Episodic Acute Stress

Acute stress becomes episodic acute stress when it presents itself suddenly and triggered easily becoming an ordinary event in the life of the individual affected by the condition.

Chronic Stress

A stress condition is considered chronic when the feeling of stress is long-lasting and constant.

Some causes of chronic stress can be challenging times, in terms of relationships or financial situation, or high-pressure daily activities.

Stress Management

Stress can be relieved, managed, prevented and even avoided, using relaxation techniques, developing stress coping skills, changing the situation, environment, and implementing habits to manage the influence of stress in our health, behavior, mood and sense of well-being.
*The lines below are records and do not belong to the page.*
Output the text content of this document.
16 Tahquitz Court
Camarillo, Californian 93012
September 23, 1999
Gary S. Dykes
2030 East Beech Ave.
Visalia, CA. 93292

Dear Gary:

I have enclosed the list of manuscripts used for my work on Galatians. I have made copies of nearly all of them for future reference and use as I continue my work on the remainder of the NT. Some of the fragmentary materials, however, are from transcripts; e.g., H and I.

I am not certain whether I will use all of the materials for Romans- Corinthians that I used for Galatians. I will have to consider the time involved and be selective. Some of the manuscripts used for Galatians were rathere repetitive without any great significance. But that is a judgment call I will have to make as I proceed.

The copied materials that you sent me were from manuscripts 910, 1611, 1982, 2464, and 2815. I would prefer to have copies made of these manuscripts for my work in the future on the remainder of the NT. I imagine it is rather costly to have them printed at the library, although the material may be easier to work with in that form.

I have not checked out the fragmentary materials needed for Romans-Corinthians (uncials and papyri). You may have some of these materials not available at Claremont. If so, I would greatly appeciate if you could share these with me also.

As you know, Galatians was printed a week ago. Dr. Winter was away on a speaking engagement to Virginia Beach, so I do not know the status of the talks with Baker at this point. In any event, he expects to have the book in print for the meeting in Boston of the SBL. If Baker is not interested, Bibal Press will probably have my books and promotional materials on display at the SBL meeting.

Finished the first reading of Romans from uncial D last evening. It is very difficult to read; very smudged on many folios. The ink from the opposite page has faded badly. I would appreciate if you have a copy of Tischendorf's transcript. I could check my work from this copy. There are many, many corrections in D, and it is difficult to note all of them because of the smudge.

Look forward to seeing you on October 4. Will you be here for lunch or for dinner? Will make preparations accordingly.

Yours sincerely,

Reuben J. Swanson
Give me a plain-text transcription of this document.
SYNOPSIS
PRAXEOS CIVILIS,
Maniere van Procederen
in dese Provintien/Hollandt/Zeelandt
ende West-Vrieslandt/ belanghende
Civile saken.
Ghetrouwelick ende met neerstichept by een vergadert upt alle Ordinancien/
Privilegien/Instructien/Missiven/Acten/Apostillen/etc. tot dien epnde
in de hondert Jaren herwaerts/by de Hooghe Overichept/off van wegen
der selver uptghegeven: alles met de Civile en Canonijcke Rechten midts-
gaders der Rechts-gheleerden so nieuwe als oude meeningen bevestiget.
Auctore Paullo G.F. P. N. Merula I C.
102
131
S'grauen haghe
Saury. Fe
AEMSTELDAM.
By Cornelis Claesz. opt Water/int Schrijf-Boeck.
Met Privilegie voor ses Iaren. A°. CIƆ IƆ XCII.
Acute stress is the easiest to manage because it doesn’t long after it is triggered by the perception of threat.

Other Kinds Of Stress

There are additional kinds of stress that can affect your wellbeing and daily life, and some are easier to cope, to prevent, or to manage than others.

In psychosocial terms, we can consider stress as the outcome of personal relationship difficulties, professional relationship challenges, job and opportunities loss, material loss, personal loss, lack of resources, lack of satisfactory amount of social interaction, and social values crisis.

In physical terms, stress can denote a trauma, intense physical labor, environmental impact, illness, fatigue, hormonal or biochemical imbalances dietary, substance abuse, lacking, dental, and musculoskeletal imbalances.

The word ‘stress’ can be used in a sentence to emphasize and denote certain and distinct value and importance to a statement that someone makes in a given speech or writing.